Tipu Sultan named his territories the Sultanate-i-Khudadad. On the fall of Tipu Sultan on 4th May, 1799, Mysore was conquered by the British, resulting in the capture of Tipu's family and his valuable treasures.
Fateh Hyder, the eldest son of Tipu Sultan, was encamped near the Karighatta Hill when he received news of his father's fate. At the time, he was accompanied by a mere 50-60 native officers and approximately 120 French forces led by Monsieur Chapuy.
On 6th May, the Commissioners dispatched letters to Fateh Hyder, Mir Qamar-ud-din [Senior Military Commander of Tipu] and Purnaiya [Finance Minister of Tipu], urging them to surrender immediately. General Harris, in a letter to Lord Wellesley, expressed his belief that they would comply shortly, given that their families were still within the fort.
As expected, Qamar-ud-din, Ali Raza Khan (a Vakeel of Tipu), and Purnaiya surrendered to General Harris shortly thereafter.
The Surrender of Fateh Hyder:
Kirmani's narrative paints a vivid picture of the tense situation that Fateh Hyder found himself in. Fateh Hyder was faced with a difficult decision when he saw the fear, distress, and despair among his followers.
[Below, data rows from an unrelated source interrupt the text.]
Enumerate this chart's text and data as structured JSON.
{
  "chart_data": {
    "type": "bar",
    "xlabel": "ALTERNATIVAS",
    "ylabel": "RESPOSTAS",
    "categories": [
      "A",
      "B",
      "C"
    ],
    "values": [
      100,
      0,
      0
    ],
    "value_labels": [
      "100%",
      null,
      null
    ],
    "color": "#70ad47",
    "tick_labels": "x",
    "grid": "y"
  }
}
The British General and his officers were using conciliatory language, hinting at the possibility of placing him on the throne. Despite the urging of his bravest officers, such as Malik Jahan Khan (Dhondia Wagh), Syed Nasir Ali Mir Miran, and other Asofs, who were ready to devote their lives to his service, Fateh Hyder ultimately chose to surrender.
These officers reminded Fateh Hyder that Tipu Sultan had devoted his life to the will of God. They emphasized that his dominions, fortified cities and strongholds were still under the control of his loyal servants. Furthermore, his army, with all its artillery and stores, was waiting for action, and that if there were any intention to reconquer the country, now was the time. They assured him of their unwavering loyalty and willingness to make any sacrifice for his cause.
"This descendant of Hyder, however, notwithstanding his constitutional or hereditary bravery, at the suggestion of Purnaiya and the advice also of other traitors of the Sultan's court, (every one of whom thinking of his wife and family, abandoned his duty and loyalty) was deceived, and acted in conformity to their wishes, at once rejected the prayers of his well wishers, and consequently washing his hands of kingly power and dominion, he proceeded to meet and confer with General Harris", records Kirmani.
On the 13th of May, Fateh Hyder made the decision to surrender himself to General Harris. "Fateh Hyder came to the north bank of the river from beyond the French Rocks, where he had been since the fall of Srirangapatna....Captain Malcolm went to meet Fateh Hyder; he found him under a common tent, with about 50-60 Sirdars, who attended him to head-quarters. Fateh Hyder was much depressed and affected, no doubt, by the change of his fortunes", noted Major Allan.
The surrender of Fateh Hyder marked the end of the 38-year long Muslim rule at Mysore, a dynasty composed only of two rulers: Nawab Hyder Ali Khan and his son Tipu Sultan.
On June 30th, the British coronated a five-year-old descendant of the Wodeyar family, as the ruler of Mysore, who was later known as Mummudi Krishnaraja Wodeyar or Krishnaraja Wodeyar III. Purnaiya was appointed as his Diwan, or chief minister.
Kirmani's account reveals that Malik Jahan Khan, famously known as Dhondia Wagh, was set free by the British following the fall of Tipu Sultan. Subsequently, he pledged his allegiance to Fateh Hyder and joined his service.